それでは高齢者になると、食生活にどのような変化があるのかを見ていきましょう。

  • Case 1
    固いものが食べにくくなる。

    歯が弱くなったり、入れ歯のため、固いものが食べづらくなります。噛む力が若い頃の1/3から1/4になるとも言われています。

  • Case 2
    脱水症状を起こしやすくなる。

    のどの渇きに鈍くなり、脱水症状になりやすくなります。トイレを気にして水分摂取を控える人もいるようです。

  • Case 3
    むせやすくなる。

    飲み込む力が弱くなり、のどにつかえやすくなります。

  • Case 4
    パサパサしたものが食べにくくなる。

    唾液の分泌量が減少し、パンなどの乾燥した食べものが喉につまりやすくなります。

  • Case 5
    濃い味付けを好むようになる。

    味覚が衰える傾向があり、濃い味付けを好むようになります。特に塩味と甘みを感じにくくなると言われています。

  • Case 6
    食欲がなくなる。

    視力や聴覚の低下などにより、食欲が低下します。

  • Case 7
    便秘になりやすい。

    腸の運動能力が低下し、消化機能が衰えることが原因のひとつと言われています。

  • Case 8
    胃がもたれやすい。

    胃粘液の分泌が低下しやすくなるためです。膵液の分泌も加齢とともに低下しやすく、低下すると脂肪の消化・吸収力が弱くなります。

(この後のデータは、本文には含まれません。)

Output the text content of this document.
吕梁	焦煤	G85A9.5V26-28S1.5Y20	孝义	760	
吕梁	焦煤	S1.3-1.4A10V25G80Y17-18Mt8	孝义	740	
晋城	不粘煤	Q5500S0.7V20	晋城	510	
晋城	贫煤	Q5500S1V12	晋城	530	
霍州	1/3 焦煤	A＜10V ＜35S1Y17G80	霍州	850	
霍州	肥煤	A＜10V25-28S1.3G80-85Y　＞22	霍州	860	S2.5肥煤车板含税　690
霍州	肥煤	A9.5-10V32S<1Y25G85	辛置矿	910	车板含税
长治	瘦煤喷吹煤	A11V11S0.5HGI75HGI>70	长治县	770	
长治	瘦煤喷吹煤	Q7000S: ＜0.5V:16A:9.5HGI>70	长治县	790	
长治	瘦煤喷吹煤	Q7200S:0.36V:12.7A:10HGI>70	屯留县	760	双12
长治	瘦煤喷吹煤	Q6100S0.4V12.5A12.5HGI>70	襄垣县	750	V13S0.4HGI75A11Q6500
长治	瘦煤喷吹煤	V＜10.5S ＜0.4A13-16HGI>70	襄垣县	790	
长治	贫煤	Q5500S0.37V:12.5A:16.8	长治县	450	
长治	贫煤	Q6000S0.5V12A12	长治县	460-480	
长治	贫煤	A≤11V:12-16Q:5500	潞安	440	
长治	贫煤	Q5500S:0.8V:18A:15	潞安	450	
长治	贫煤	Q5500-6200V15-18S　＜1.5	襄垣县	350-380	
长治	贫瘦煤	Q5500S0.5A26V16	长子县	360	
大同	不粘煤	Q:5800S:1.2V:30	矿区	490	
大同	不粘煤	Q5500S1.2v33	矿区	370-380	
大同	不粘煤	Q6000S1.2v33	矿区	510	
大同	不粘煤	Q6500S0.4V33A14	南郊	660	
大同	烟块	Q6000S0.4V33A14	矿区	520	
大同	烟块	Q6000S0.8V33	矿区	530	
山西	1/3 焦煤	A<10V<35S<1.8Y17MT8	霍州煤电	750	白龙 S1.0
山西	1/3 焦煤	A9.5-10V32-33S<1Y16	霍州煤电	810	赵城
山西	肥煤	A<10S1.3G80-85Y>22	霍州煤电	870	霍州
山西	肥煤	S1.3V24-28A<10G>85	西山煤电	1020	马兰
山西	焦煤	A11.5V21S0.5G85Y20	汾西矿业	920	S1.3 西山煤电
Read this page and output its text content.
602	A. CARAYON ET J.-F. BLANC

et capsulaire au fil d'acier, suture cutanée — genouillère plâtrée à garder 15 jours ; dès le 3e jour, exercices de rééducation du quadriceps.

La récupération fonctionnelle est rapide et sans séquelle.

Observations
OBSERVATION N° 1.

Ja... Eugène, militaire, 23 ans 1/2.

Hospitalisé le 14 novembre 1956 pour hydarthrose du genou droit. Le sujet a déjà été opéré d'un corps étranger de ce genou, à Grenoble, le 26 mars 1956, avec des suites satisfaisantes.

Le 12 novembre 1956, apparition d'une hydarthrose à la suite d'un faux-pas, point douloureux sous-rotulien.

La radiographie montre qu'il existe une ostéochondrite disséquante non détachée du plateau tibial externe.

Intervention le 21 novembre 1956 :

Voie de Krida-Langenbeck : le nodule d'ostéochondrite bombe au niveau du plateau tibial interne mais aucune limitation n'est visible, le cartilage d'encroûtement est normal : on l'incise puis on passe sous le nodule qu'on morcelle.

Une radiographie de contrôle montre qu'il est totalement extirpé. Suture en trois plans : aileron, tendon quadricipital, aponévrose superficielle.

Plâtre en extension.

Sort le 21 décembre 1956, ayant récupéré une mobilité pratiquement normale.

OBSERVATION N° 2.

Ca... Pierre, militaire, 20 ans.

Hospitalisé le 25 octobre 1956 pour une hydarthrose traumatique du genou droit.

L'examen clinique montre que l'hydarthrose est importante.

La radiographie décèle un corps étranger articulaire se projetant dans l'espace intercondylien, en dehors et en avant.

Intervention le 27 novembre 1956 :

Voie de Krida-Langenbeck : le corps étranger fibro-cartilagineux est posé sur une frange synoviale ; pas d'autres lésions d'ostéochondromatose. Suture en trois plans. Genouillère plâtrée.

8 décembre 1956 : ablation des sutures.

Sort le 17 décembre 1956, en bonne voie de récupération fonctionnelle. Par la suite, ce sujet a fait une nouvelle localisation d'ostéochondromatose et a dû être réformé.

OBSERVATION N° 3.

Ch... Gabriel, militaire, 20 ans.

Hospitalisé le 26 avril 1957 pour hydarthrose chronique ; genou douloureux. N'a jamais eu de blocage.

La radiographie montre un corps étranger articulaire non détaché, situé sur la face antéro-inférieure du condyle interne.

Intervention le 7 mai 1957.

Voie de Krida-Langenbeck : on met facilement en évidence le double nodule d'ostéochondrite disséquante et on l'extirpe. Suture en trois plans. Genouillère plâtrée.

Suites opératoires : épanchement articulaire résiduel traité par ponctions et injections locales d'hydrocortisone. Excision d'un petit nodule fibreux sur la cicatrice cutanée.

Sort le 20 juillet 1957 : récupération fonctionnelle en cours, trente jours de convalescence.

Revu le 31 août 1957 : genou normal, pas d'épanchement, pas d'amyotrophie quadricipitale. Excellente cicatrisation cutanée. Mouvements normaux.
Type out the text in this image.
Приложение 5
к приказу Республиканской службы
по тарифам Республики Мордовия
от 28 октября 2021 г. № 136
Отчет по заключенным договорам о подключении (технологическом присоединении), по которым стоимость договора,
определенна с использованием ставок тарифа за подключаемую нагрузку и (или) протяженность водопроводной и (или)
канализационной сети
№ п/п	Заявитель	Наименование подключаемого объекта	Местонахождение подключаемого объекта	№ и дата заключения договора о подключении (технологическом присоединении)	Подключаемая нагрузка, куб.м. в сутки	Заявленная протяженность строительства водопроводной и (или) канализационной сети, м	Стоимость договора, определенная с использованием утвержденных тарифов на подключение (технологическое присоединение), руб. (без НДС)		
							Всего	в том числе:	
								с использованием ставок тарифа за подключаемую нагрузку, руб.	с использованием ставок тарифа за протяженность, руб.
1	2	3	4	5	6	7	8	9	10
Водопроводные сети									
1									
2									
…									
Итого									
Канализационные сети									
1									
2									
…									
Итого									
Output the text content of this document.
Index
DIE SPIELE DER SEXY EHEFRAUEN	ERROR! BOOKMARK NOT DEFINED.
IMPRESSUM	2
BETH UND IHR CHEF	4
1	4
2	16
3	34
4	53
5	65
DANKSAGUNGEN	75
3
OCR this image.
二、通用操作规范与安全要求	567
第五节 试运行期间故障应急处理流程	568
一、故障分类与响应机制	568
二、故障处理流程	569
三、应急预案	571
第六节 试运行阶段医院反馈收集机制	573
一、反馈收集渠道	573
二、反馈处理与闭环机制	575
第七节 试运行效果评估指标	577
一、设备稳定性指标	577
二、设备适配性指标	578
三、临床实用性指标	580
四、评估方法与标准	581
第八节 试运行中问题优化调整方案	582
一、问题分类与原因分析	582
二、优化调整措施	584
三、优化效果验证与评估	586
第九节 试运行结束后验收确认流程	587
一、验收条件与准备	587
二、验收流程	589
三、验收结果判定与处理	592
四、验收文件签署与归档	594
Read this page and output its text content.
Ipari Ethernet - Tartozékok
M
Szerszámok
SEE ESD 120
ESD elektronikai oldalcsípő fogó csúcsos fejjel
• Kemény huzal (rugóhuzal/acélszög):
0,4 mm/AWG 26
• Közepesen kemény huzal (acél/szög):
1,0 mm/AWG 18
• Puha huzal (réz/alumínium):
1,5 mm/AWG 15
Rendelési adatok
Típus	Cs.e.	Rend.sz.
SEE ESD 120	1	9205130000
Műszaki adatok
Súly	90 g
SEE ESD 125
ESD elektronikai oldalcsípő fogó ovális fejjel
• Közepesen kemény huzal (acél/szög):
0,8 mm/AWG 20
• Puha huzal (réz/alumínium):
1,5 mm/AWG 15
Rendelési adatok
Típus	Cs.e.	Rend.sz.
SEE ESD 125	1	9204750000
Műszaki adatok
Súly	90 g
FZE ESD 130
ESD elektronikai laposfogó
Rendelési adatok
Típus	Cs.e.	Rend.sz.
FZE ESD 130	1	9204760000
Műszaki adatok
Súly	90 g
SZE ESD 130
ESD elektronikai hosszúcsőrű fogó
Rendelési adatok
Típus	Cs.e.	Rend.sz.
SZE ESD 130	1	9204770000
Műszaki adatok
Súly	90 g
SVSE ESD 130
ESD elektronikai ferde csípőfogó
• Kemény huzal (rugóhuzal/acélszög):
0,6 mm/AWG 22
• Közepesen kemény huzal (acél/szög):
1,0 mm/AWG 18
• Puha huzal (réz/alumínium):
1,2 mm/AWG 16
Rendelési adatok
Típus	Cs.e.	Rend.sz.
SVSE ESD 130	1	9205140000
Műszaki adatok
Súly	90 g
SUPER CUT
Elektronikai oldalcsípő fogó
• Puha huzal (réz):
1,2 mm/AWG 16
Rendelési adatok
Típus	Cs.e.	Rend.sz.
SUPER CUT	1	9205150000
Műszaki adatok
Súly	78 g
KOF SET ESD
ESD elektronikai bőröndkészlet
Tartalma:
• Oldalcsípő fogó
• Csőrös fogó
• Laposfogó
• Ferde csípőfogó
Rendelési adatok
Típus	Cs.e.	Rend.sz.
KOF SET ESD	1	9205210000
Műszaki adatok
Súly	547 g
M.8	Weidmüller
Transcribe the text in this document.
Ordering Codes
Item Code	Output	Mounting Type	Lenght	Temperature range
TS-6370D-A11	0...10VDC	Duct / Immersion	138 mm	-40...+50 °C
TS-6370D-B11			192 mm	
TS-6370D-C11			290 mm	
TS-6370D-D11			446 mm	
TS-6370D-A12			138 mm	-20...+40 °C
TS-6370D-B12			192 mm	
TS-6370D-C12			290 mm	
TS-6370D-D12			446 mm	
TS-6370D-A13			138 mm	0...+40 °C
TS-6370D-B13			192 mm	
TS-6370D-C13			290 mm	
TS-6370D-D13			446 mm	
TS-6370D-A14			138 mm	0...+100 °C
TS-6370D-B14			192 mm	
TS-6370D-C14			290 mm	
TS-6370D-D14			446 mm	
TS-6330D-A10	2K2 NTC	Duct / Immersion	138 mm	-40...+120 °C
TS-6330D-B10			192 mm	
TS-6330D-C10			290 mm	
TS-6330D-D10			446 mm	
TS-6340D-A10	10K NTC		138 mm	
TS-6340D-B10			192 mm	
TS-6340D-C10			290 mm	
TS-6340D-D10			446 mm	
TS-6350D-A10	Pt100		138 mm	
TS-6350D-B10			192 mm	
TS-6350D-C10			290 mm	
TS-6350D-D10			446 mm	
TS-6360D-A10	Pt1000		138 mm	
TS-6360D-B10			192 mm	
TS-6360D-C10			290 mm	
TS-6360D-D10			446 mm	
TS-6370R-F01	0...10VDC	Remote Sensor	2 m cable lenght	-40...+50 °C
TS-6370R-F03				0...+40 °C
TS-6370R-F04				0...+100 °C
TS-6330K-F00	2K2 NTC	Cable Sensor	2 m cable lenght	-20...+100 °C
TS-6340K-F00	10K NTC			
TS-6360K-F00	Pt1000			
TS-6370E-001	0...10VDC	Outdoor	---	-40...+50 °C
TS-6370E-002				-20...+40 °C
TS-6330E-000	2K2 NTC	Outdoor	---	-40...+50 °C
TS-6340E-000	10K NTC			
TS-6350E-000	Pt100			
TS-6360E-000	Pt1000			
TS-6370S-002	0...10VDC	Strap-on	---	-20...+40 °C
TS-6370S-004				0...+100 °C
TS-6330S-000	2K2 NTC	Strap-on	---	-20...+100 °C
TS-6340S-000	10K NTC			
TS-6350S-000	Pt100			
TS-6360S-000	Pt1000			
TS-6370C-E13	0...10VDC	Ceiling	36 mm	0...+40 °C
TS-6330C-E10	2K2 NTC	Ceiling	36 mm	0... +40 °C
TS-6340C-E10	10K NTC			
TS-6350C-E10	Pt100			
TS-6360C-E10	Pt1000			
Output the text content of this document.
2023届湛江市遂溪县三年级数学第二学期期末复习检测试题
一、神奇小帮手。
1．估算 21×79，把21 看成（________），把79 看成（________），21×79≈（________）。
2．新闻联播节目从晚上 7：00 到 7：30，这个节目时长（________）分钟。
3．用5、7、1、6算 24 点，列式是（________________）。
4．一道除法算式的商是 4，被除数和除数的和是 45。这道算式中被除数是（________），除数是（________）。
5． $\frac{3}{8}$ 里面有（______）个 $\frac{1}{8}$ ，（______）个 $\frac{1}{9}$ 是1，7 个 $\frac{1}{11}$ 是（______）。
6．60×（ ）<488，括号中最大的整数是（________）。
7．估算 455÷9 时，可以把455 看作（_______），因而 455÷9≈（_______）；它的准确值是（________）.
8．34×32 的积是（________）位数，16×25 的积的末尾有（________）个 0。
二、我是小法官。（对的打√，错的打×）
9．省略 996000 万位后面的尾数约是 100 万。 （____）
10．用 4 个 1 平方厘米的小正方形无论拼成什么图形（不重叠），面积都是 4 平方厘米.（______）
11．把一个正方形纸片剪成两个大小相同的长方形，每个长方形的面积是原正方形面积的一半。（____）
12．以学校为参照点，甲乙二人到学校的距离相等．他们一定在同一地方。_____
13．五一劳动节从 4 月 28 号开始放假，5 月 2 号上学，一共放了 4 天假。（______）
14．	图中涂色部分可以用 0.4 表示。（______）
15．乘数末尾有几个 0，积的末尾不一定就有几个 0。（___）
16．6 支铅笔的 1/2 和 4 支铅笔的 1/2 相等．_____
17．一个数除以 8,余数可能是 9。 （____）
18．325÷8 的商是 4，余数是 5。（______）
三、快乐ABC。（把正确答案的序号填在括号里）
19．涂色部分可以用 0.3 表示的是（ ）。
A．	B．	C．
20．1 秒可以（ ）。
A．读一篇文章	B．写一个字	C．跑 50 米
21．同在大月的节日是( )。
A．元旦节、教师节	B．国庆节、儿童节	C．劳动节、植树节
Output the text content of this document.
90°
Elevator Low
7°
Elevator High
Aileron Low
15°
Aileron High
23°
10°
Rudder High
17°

「おとしよりに喜ばれる食事」 杉橋啓子著/新企画出版社
「やさしくつくれる 家庭介護の食事」-おいしく楽しく元気なくらし- 西原修造・田中弥生 共著/日本医療企画

衛生編

高齢者になるとこんなことがあります。

加齢とともに生理機能が低下し、肌や口腔内のトラブルが起こりやすくなります。
そのままにしておくと不衛生なだけでなく、2次的な疾病につながることもあります。
高齢者になると身体にどのような変化があるのか、見ていきましょう。

  • Case 1
    口腔内のトラブルが発生しやすくなる。

    加齢とともに唾液の分泌量が少なくなり、細菌が繁殖しやすい状態になります。免疫力が低下し、歯周病や口内炎などを引き起こしやすくなります。

  • Case 2
    口臭に悩まされる。

    入れ歯を使用していると、食べ物のカスがたまりやすくなります。うがいや歯みがきが困難な人は、口腔内が不衛生な状態になりやすいので注意が必要です。

  • Case 3
    皮膚がカサカサしてくる。

    皮膚の一番外側、角質層の保水機能が低下するからです。すねや腰回りは特にカサカサしやすい部位です。冬になると空気が乾燥するため、カサつきやすく、かゆみを感じることもあります。

  • Case 4
    体臭が気になる。

    年齢とともに体臭が変化します。皮脂中に過酸化脂質の量が多くなり、加齢臭(ノネナール)が発生しやすくなるからです。加齢臭は年齢とともに増加します。

  • Case 5
    免疫力が低下する。

    細菌などの影響を受け、感染症などにかかりやすくなります。年齢とともに、免疫力が低下するためです。